Artificial intelligence (AI) stands to transform every industry.
However, most sectors are in the initial rollout phase, establishing what AI can and can’t do. eCommerce is the leader and stands as one of first key beneficiaries of a new generation of technologies.
Brands in eCommerce have already ploughed investment into the capabilities of AI. Indeed, with the retail and eCommerce sectors having a compound annual growth rate (CAGR) of 42.8% between 2019 and 2025, investment is only expected to expand. Clearly these companies are already realising some of the benefits of AI.
Today’s consumers expect convenience and flexibility across every channel – AI brings this by personalising the experience and providing a more nuanced customer journey. So how can eCommerce merchants capitalise on AI while use cases across other industries remain niche?
The applications of AI in eCommerce
To begin with the most well-known solution – chatbots automate community management, customer engagement and even sales leads. According to Gartner, the average person will have more conversations with bots than with their spouse by 2020. Meanwhile, 70% of white-collar workers will interact with conversational platforms on a daily basis by 2022. AI-enabled bots provide eCommerce merchants with a scalable solution which works around the clock, using natural language processing (NLP) to help people find the right product or make complaints. Equally, they are integrated with organisations’ internal APIs to provide visibility over product availability or assist employees with customer engagement.
Elsewhere, AI helps brands to build meaningful relationships with their customers by making sense of increasingly large volumes of data. When a consumer visits a website, they leave behind a trail of digital breadcrumbs, much of which has been left untapped. However, AI allows retailers to rapidly sift through transactional data to help employees generate insights from trends, purchasing patterns and marketing leads, and turn them into improved decisions.
In the digital era, retailers must be able to contextualise, optimise and narrow down search results for their buyers. AI enables merchants to leverage cookie data and provide consumers with highly tailored offerings. By utilising natural language processing capabilities, image, video and audio recognition, retailers can home in on what it is their customers really want.
Clearly, there is no shortage of use cases for AI in eCommerce. While some are more obvious than others, what is certain is that it enables merchants to provide customers with seamless experiences while enabling employees to do their work more effectively. So, how can AI be leveraged successfully?
Preparing for innovation
AI is nothing without data. It derives intelligence from the vast quantities of information possessed by organisations, meaning data science and data engineering become crucial. However, deriving insights from this data is by no means easy, and organisations need to ensure that they have the necessary foundations in place to apply analytics.
The problem is that this data is often extracted from fragmented and siloed sources, meaning there is a need to make data more accessible – this requires coherent integration structures. What’s more, screening and aligning this data is a manual process and preparing data can take up a significant amount of time and resources.

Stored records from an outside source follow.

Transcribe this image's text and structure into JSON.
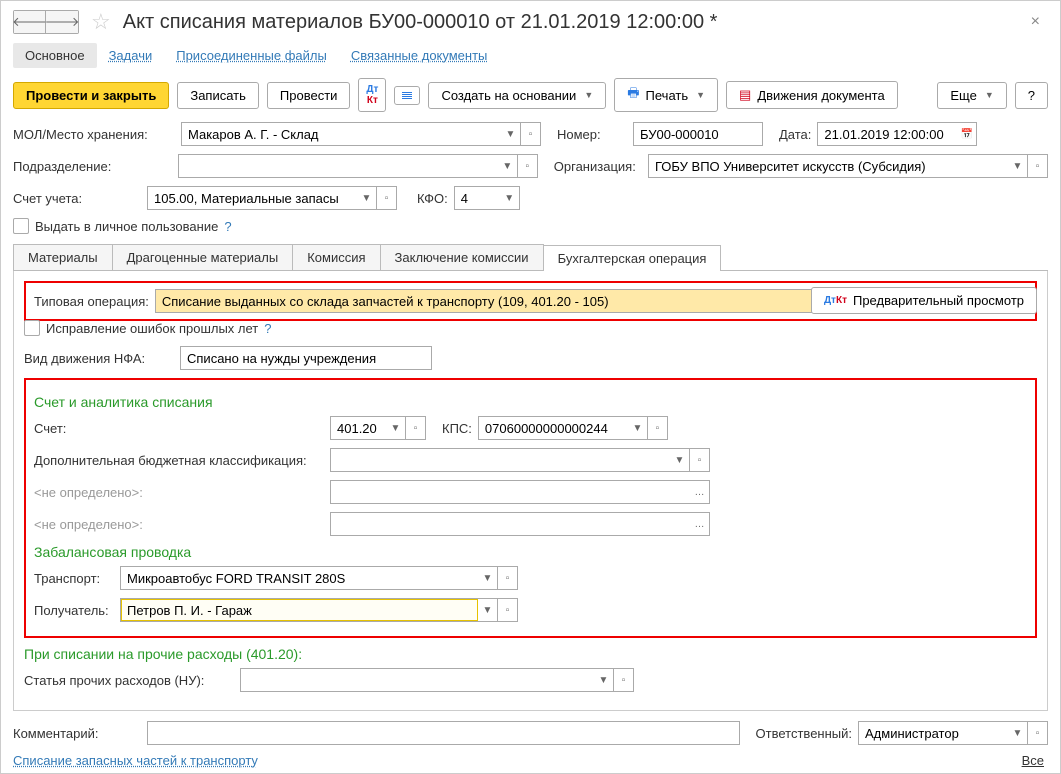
{
  "header": {
    "title": "Акт списания материалов БУ00-000010 от 21.01.2019 12:00:00 *"
  },
  "mainTabs": {
    "osnovnoe": "Основное",
    "zadachi": "Задачи",
    "files": "Присоединенные файлы",
    "related": "Связанные документы"
  },
  "toolbar": {
    "provesti_zakryt": "Провести и закрыть",
    "zapisat": "Записать",
    "provesti": "Провести",
    "create_based": "Создать на основании",
    "print": "Печать",
    "movements": "Движения документа",
    "more": "Еще",
    "help": "?"
  },
  "fields": {
    "mol_label": "МОЛ/Место хранения:",
    "mol_value": "Макаров А. Г. - Склад",
    "nomer_label": "Номер:",
    "nomer_value": "БУ00-000010",
    "data_label": "Дата:",
    "data_value": "21.01.2019 12:00:00",
    "podrazdelenie_label": "Подразделение:",
    "podrazdelenie_value": "",
    "org_label": "Организация:",
    "org_value": "ГОБУ ВПО Университет искусств (Субсидия)",
    "schet_ucheta_label": "Счет учета:",
    "schet_ucheta_value": "105.00, Материальные запасы",
    "kfo_label": "КФО:",
    "kfo_value": "4",
    "personal_use": "Выдать в личное пользование",
    "question": "?"
  },
  "subtabs": {
    "materialy": "Материалы",
    "drag": "Драгоценные материалы",
    "komissia": "Комиссия",
    "zakl": "Заключение комиссии",
    "buh": "Бухгалтерская операция"
  },
  "operation": {
    "label": "Типовая операция:",
    "value": "Списание выданных со склада запчастей к транспорту (109, 401.20 - 105)",
    "preview": "Предварительный просмотр",
    "fix_errors": "Исправление ошибок прошлых лет",
    "fix_q": "?",
    "vid_label": "Вид движения НФА:",
    "vid_value": "Списано на нужды учреждения"
  },
  "section_analytics": {
    "title": "Счет и аналитика списания",
    "schet_label": "Счет:",
    "schet_value": "401.20",
    "kps_label": "КПС:",
    "kps_value": "07060000000000244",
    "dop_label": "Дополнительная бюджетная классификация:",
    "dop_value": "",
    "undef1": "<не определено>:",
    "undef2": "<не определено>:"
  },
  "section_zab": {
    "title": "Забалансовая проводка",
    "transport_label": "Транспорт:",
    "transport_value": "Микроавтобус FORD TRANSIT 280S",
    "recipient_label": "Получатель:",
    "recipient_value": "Петров П. И. - Гараж"
  },
  "section_other": {
    "title": "При списании на прочие расходы (401.20):",
    "article_label": "Статья прочих расходов (НУ):",
    "article_value": ""
  },
  "footer": {
    "comment_label": "Комментарий:",
    "comment_value": "",
    "resp_label": "Ответственный:",
    "resp_value": "Администратор",
    "link": "Списание запасных частей к транспорту",
    "all": "Все"
  }
}
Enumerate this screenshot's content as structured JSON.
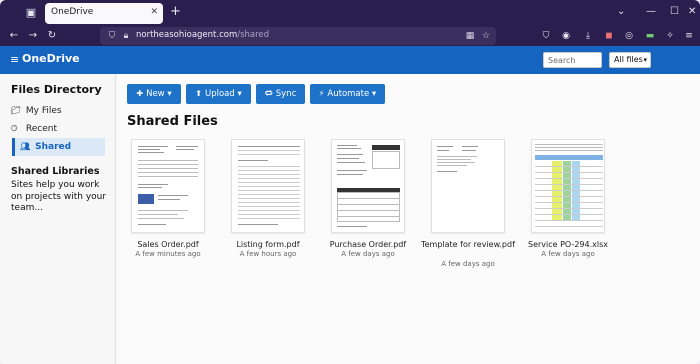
{
  "browser": {
    "tab_title": "OneDrive",
    "url_host": "northeasohioagent.com",
    "url_path": "/shared"
  },
  "app": {
    "title": "OneDrive",
    "search_placeholder": "Search",
    "filter_value": "All files"
  },
  "sidebar": {
    "heading": "Files Directory",
    "items": [
      {
        "label": "My Files",
        "icon": "folder-icon"
      },
      {
        "label": "Recent",
        "icon": "clock-icon"
      },
      {
        "label": "Shared",
        "icon": "people-icon"
      }
    ],
    "shared_libraries_title": "Shared Libraries",
    "shared_libraries_desc": "Sites help you work on projects with your team..."
  },
  "toolbar": {
    "new_label": "New ▾",
    "upload_label": "Upload ▾",
    "sync_label": "Sync",
    "automate_label": "Automate ▾"
  },
  "main": {
    "section_title": "Shared Files",
    "files": [
      {
        "name": "Sales Order.pdf",
        "date": "A few minutes ago"
      },
      {
        "name": "Listing form.pdf",
        "date": "A few hours ago"
      },
      {
        "name": "Purchase Order.pdf",
        "date": "A few days ago"
      },
      {
        "name": "Template for review.pdf",
        "date": "A few days ago"
      },
      {
        "name": "Service PO-294.xlsx",
        "date": "A few days ago"
      }
    ]
  }
}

Additionally, much of the data needed for AI to perform requires perishable insights. By this, we mean insights where the value degrades over time and which need to be detected and actioned as quickly as possible. Therefore, if companies struggle to collect sufficient amounts of the necessary data, it can quickly be rendered useless.
Preparing data is a complex process, particularly as large organisations tend to have their information spread across multiple sources. This all needs to be aligned if AI is to yield the hoped-for results. This means that data quality becomes a key challenge for eCommerce merchants to overcome, as poor data could prove detrimental – so, when it comes to implementing AI, do the rewards outweigh the challenges?
Never too soon
The applications of AI in eCommerce are only going to increase – in 2025, it’s set to be worth $27 billion in retail alone. With consumer demands ever-increasing, it’s no surprise that customer experience will be the most significant beneficiary.
Brands are beginning to adopt AI as consumers become more familiar with new technologies and personalisation becomes a priority. While it is undoubtedly a considerable investment, those early adopters will benefit tremendously, with the alternative seeing brands left behind.
Preparation is key if eCommerce merchants are to reap the rewards. Retailers would do well to have a clear business case in mind, look for market opportunities to exploit and determine whether they have the necessary technologies, people and data.
Ultimately, generating real-world results from AI requires preparation. Businesses must have access to clean and high quality data if they are to derive actionable intelligence – only then can AI move on from being a buzzword.